Atualmente, esses produtos estão sujeitos a uma tarifa adicional de 10%. Se as novas medidas forem implementadas, o aumento será de 27,5 pontos percentuais. Outros 3,6% das exportações brasileiras para o mercado norte-americano teriam a taxação elevada de 10% para 12,5%.
A gerente de Comércio e Integração Internacional da CNI, Constanza Negri, afirma que a eventual adoção das medidas preocupa a indústria brasileira.
“Quedas nas exportações brasileiras para os Estados Unidos, como já aconteceram diante desse cenário de aumentos de tarifas, preocupam não só a indústria, mas a economia e o Brasil como um todo. Os efeitos multiplicadores das exportações de alto valor agregado são importantíssimos para o país. Um cenário de aumento de tarifas significa perda de empregos de qualidade e de retornos econômicos importantes para o país.”
As propostas ainda não têm efeito imediato. Antes de uma decisão final do governo norte-americano, será realizada uma consulta pública e audiências para discutir as medidas. As audiências serão promovidas nos dias 6 e 7 de julho, para receber contribuições de empresas, entidades e governos.
Para a CNI, essa etapa representa uma oportunidade para que o Brasil apresente informações e evidências técnicas demonstrando que as medidas são injustificadas e prejudiciais à relação econômica entre os dois países.

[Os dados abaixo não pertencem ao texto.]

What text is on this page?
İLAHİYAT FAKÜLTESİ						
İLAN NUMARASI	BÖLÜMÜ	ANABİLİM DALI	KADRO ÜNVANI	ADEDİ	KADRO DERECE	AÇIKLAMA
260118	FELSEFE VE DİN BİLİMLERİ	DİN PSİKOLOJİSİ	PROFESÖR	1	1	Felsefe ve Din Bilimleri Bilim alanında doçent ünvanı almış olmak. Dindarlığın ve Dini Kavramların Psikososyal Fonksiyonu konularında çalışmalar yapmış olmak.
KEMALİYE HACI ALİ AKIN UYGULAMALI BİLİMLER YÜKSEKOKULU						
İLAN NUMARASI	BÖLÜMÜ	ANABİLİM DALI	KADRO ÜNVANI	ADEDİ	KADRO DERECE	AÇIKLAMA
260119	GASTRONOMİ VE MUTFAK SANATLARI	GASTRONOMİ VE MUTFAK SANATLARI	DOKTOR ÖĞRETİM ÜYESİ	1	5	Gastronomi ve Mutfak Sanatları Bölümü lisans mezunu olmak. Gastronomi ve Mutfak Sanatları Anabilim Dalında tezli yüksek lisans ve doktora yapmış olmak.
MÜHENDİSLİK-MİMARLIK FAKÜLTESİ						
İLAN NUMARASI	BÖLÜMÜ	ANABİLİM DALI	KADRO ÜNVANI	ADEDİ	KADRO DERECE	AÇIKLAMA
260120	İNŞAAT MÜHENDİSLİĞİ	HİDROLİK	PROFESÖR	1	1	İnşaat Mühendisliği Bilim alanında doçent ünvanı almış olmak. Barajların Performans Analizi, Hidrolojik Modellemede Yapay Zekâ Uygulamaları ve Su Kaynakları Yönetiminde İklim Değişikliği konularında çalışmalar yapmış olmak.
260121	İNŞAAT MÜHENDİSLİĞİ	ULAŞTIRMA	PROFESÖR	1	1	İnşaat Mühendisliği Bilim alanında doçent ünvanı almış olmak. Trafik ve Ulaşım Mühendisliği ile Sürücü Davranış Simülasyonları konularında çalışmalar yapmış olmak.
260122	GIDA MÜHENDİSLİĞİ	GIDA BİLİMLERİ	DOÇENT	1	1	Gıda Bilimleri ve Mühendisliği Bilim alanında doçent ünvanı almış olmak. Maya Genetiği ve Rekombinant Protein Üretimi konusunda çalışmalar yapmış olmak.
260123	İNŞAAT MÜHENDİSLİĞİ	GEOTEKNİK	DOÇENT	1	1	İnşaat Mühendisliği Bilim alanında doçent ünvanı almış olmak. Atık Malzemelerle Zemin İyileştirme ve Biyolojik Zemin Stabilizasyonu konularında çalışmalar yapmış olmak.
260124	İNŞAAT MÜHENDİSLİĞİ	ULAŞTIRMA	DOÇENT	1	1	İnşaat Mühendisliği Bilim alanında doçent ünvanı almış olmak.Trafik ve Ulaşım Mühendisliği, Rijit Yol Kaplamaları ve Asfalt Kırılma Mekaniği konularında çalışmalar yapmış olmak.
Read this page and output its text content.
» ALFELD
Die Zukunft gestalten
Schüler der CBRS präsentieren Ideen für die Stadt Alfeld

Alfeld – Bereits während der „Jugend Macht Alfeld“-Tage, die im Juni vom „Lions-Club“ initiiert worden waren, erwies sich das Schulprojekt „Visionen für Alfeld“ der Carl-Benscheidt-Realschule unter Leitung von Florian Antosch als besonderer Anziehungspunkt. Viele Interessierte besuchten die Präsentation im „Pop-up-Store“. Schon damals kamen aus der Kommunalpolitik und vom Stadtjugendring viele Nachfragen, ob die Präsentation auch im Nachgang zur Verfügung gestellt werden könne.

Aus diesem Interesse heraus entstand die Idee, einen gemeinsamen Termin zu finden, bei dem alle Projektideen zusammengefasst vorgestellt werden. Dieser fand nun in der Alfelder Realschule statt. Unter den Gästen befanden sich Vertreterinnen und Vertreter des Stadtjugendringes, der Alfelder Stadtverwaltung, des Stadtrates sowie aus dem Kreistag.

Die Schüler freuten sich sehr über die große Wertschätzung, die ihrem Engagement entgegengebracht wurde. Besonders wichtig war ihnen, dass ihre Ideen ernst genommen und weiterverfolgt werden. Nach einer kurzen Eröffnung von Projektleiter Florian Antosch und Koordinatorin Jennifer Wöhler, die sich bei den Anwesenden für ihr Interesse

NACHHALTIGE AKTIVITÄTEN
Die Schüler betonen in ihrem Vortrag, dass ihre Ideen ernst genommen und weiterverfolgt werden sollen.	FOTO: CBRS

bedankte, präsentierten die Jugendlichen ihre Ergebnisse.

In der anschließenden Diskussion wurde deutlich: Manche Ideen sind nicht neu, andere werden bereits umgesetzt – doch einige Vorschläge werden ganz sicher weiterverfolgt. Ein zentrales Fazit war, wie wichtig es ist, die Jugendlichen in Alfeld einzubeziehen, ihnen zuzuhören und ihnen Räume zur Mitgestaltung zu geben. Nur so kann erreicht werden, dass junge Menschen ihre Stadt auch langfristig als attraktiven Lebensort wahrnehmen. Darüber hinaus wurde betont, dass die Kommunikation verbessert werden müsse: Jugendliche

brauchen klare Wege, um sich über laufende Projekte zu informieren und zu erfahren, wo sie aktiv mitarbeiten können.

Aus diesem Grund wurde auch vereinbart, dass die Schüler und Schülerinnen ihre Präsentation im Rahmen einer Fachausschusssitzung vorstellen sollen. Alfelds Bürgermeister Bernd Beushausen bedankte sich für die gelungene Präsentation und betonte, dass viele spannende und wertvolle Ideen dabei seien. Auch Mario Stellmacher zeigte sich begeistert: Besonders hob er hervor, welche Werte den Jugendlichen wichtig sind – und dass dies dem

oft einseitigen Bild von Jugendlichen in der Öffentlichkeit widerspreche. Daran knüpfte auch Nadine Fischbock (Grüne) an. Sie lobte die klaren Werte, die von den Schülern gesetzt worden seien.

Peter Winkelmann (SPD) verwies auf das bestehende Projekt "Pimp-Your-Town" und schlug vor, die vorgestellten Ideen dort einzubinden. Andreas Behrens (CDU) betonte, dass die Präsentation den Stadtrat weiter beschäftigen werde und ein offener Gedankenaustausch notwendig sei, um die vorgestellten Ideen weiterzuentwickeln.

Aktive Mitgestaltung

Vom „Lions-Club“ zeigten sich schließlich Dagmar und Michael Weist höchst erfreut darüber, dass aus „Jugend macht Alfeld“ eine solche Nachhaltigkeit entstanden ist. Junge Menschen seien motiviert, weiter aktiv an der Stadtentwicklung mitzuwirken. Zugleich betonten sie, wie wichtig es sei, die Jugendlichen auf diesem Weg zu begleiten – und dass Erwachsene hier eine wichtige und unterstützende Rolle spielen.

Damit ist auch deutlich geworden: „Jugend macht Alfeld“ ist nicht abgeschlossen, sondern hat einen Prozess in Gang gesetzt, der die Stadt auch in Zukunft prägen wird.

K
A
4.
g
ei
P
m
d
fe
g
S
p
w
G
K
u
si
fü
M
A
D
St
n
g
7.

“A indústria entende que é momento de continuar e aumentar os esforços na negociação entre o Brasil e os Estados Unidos. Não só para continuar trazendo evidência de quão injustificadas essas medidas restritivas são, mas também para demonstrar os efeitos negativos e nocivos para ambos países em duas economias tão integradas e complementares.”
Entre os produtos que podem ser atingidos pela tarifa de 37,5% está o ferro gusa não ligado, que atualmente está sujeito a uma sobretaxa de 10%. Em 2024, o produto respondeu por um bilhão e meio de dólares das exportações brasileiras para os Estados Unidos.
Outros itens que podem ser afetados pela tarifa adicional de 37,5% são açúcar de cana em forma sólida; sebo não comestível; álcool etílico não desnaturado e molduras de madeira padrão de pinho.